From this description, it might seem Kendrick's part will be small; however, Nina re-enters Cake's story as a ghost that appears to hassle Claire. Messina, who might be best known Mindy Kaling's cranky, dancing love interest on The Mindy Project, will play Claire's concerned ex-husband. Huffman will portray the leader of Claire and Nina's support group. Mana will take on the role of Claire's non-nonsense nurse, while Gummer will play her personal trainer, Bonnie. There's no word on who the rest of the cast is set to portray, but presumably some of them will fill up the support group.
In case you missed the dance number that launched a thousand crushes, check out Messina in action:
At present it's a bit tricky to anticipate what the tone of Cake will be. Aniston is best known for comedies like Friends, We're The Millers or Office Space.
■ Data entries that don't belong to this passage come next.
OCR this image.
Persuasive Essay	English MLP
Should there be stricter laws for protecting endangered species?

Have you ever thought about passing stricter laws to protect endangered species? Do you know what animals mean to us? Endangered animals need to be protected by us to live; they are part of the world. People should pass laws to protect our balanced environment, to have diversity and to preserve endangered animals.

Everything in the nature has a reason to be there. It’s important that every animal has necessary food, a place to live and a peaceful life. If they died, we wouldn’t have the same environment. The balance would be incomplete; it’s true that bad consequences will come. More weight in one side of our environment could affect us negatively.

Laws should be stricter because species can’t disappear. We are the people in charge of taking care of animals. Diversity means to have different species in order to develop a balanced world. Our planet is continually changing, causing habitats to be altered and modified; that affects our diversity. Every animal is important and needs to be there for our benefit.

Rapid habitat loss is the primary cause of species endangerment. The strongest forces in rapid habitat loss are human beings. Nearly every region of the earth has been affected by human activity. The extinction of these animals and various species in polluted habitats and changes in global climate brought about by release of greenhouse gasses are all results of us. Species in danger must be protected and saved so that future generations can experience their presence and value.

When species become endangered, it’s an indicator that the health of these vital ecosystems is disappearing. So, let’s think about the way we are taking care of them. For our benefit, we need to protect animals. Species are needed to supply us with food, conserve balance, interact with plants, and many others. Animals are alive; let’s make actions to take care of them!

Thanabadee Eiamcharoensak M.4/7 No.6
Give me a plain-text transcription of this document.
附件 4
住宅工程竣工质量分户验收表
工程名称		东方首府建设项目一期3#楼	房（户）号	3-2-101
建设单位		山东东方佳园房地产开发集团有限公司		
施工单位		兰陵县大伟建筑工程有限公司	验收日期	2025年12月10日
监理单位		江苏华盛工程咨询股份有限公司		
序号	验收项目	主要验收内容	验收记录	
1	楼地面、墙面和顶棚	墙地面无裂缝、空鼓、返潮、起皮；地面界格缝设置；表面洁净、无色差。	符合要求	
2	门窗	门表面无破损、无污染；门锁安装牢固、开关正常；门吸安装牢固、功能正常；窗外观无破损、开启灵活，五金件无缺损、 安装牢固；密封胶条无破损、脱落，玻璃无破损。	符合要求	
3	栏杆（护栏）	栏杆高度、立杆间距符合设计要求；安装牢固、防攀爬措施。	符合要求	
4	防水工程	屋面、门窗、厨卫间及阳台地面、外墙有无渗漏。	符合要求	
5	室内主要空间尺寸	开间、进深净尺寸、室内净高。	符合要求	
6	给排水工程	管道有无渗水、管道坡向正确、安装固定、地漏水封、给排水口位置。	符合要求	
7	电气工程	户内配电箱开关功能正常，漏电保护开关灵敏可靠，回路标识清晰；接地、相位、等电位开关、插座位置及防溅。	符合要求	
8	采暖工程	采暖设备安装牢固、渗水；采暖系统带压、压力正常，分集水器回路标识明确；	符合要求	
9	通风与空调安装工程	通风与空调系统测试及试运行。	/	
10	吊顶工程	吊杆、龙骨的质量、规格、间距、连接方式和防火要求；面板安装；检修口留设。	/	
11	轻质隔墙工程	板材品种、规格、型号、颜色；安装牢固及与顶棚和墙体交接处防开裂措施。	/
But she has dabbled in darker fare with The Good Girl and Derailed. A look over Cake director Daniel Barnz's filmography orders some clue.
Cake will mark Barnz's fourth feature film, following the troubled child drama Phoebe in Wonderland, the modern take on Beauty and the Beast called Beastly, and social change drama Won't Back Down which starred Viola Davis and Maggie Gyllenhaal as two moms determined to fix their failing inner city school system. Basically, his previous works have all been dramas with moments of levity. So we could reasonably assume the same for Cake.
With a lean budget of $7 to $10 million from the newly formed Cinelou Films, we can safely estimate that Cake won't be aiming for as broad as audiences as most of Aniston's recent features. But it could offer her an opportunity to show some dramatic range for the first time in a while.